The literature on social class disparities in health and education contains 2 underlying, yet often opposed, models of behavior: the individual model and the structural model. These models refer to ...largely unacknowledged assumptions about the sources of human behavior that are foundational to research and interventions. Our review and theoretical integration proposes that, in contrast to how the 2 models are typically represented, they are not opposed, but instead they are complementary sets of understandings that inform and extend each other. Further, we elaborate the theoretical rationale and predictions for a third model: the
sociocultural self
model of behavior. This model incorporates and extends key tenets of the individual and structural models. First, the sociocultural self model conceptualizes individual characteristics (e.g., skills) and structural conditions (e.g., access to resources) as interdependent forces that mutually constitute each other and that are best understood together.
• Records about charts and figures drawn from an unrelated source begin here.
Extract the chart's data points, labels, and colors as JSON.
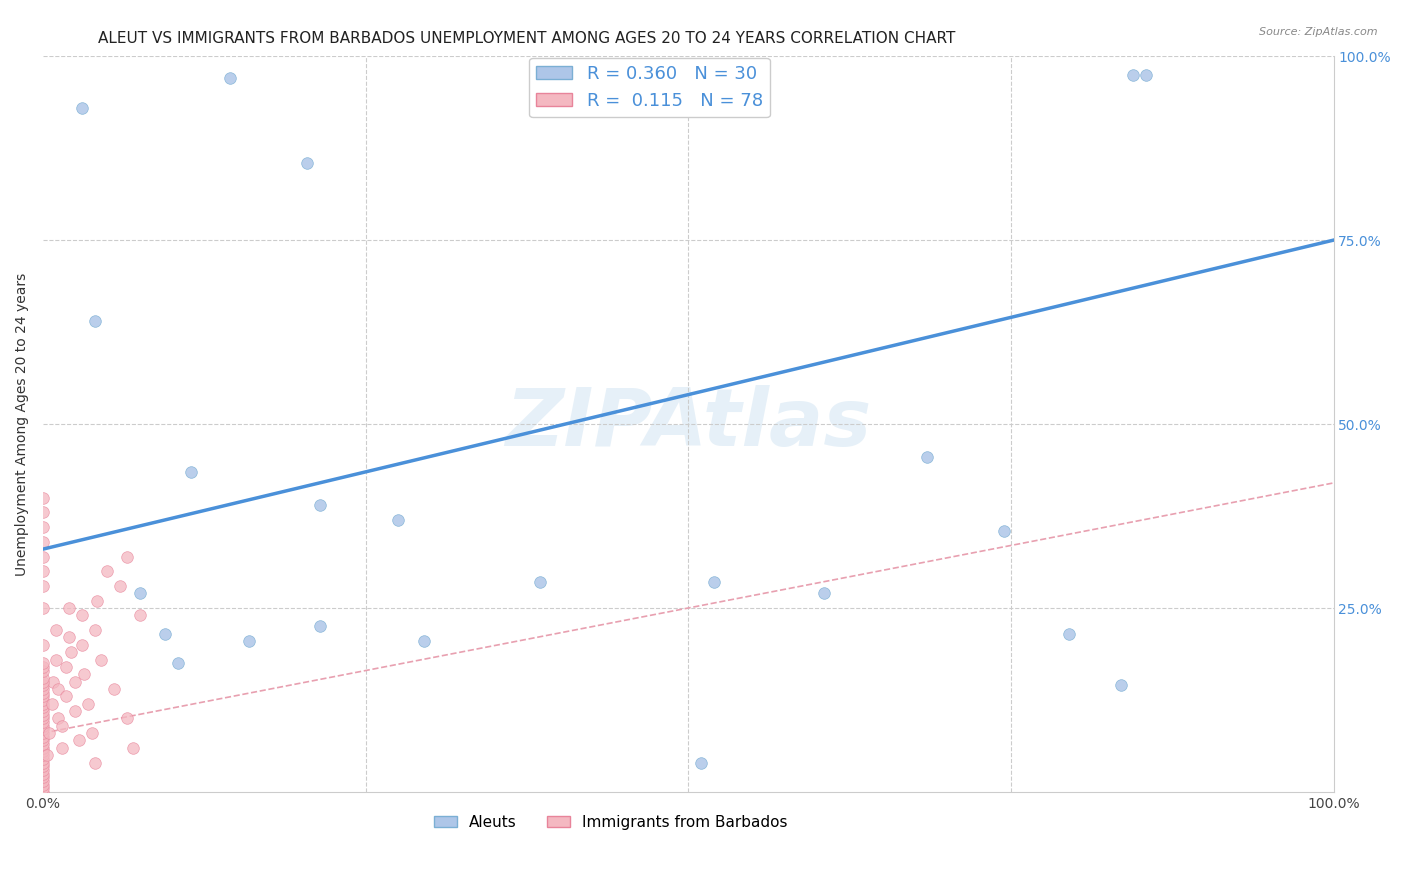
{
  "title": "ALEUT VS IMMIGRANTS FROM BARBADOS UNEMPLOYMENT AMONG AGES 20 TO 24 YEARS CORRELATION CHART",
  "source": "Source: ZipAtlas.com",
  "ylabel": "Unemployment Among Ages 20 to 24 years",
  "xmin": 0.0,
  "xmax": 1.0,
  "ymin": 0.0,
  "ymax": 1.0,
  "watermark": "ZIPAtlas",
  "aleut_color": "#aec6e8",
  "aleut_edge_color": "#7bafd4",
  "barbados_color": "#f4b8c1",
  "barbados_edge_color": "#e8849a",
  "aleut_line_color": "#4a90d9",
  "barbados_line_color": "#e8a0b0",
  "grid_color": "#cccccc",
  "title_fontsize": 11,
  "axis_label_fontsize": 10,
  "tick_fontsize": 10,
  "marker_size": 70,
  "aleut_line_x": [
    0.0,
    1.0
  ],
  "aleut_line_y": [
    0.33,
    0.75
  ],
  "barbados_line_x": [
    0.0,
    1.0
  ],
  "barbados_line_y": [
    0.08,
    0.42
  ],
  "aleut_x": [
    0.03,
    0.145,
    0.205,
    0.04,
    0.115,
    0.215,
    0.275,
    0.52,
    0.605,
    0.685,
    0.745,
    0.795,
    0.835,
    0.845,
    0.075,
    0.095,
    0.105,
    0.16,
    0.215,
    0.51,
    0.855,
    0.295,
    0.385
  ],
  "aleut_y": [
    0.93,
    0.97,
    0.855,
    0.64,
    0.435,
    0.39,
    0.37,
    0.285,
    0.27,
    0.455,
    0.355,
    0.215,
    0.145,
    0.975,
    0.27,
    0.215,
    0.175,
    0.205,
    0.225,
    0.04,
    0.975,
    0.205,
    0.285
  ],
  "barbados_x": [
    0.0,
    0.0,
    0.0,
    0.0,
    0.0,
    0.0,
    0.0,
    0.0,
    0.0,
    0.0,
    0.0,
    0.0,
    0.0,
    0.0,
    0.0,
    0.0,
    0.0,
    0.0,
    0.0,
    0.0,
    0.0,
    0.0,
    0.0,
    0.0,
    0.0,
    0.0,
    0.0,
    0.0,
    0.0,
    0.0,
    0.003,
    0.005,
    0.007,
    0.008,
    0.01,
    0.01,
    0.012,
    0.012,
    0.015,
    0.015,
    0.018,
    0.018,
    0.02,
    0.02,
    0.022,
    0.025,
    0.025,
    0.028,
    0.03,
    0.03,
    0.032,
    0.035,
    0.038,
    0.04,
    0.04,
    0.042,
    0.045,
    0.05,
    0.055,
    0.06,
    0.065,
    0.065,
    0.07,
    0.075,
    0.0,
    0.0,
    0.0,
    0.0,
    0.0,
    0.0,
    0.0,
    0.0,
    0.0,
    0.0,
    0.0,
    0.0,
    0.0,
    0.0
  ],
  "barbados_y": [
    0.0,
    0.005,
    0.01,
    0.015,
    0.02,
    0.025,
    0.03,
    0.035,
    0.04,
    0.045,
    0.05,
    0.055,
    0.06,
    0.065,
    0.07,
    0.075,
    0.08,
    0.085,
    0.09,
    0.095,
    0.1,
    0.105,
    0.11,
    0.115,
    0.12,
    0.125,
    0.13,
    0.135,
    0.14,
    0.145,
    0.05,
    0.08,
    0.12,
    0.15,
    0.18,
    0.22,
    0.14,
    0.1,
    0.06,
    0.09,
    0.13,
    0.17,
    0.21,
    0.25,
    0.19,
    0.15,
    0.11,
    0.07,
    0.24,
    0.2,
    0.16,
    0.12,
    0.08,
    0.04,
    0.22,
    0.26,
    0.18,
    0.3,
    0.14,
    0.28,
    0.1,
    0.32,
    0.06,
    0.24,
    0.15,
    0.2,
    0.25,
    0.28,
    0.3,
    0.32,
    0.34,
    0.36,
    0.38,
    0.4,
    0.155,
    0.165,
    0.17,
    0.175
  ]
}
Second, the sociocultural self model recognizes that both individual characteristics and structural conditions indirectly influence behavior through the selves that emerge in the situation. These selves are malleable psychological states that are a product of the ongoing mutual constitution of individuals and structures and serve to guide people's behavior by systematically shaping how people construe situations. The theoretical foundation of the sociocultural self model lays the groundwork for a more complete understanding of behavior and provides new tools for developing interventions that will reduce social class disparities in health and education. The model predicts that intervention efforts will be more effective at producing sustained behavior change when (a) current selves are congruent, rather than incongruent, with the desired behavior and (b) individual characteristics and structural conditions provide ongoing support for the selves that are necessary to support the desired behavior.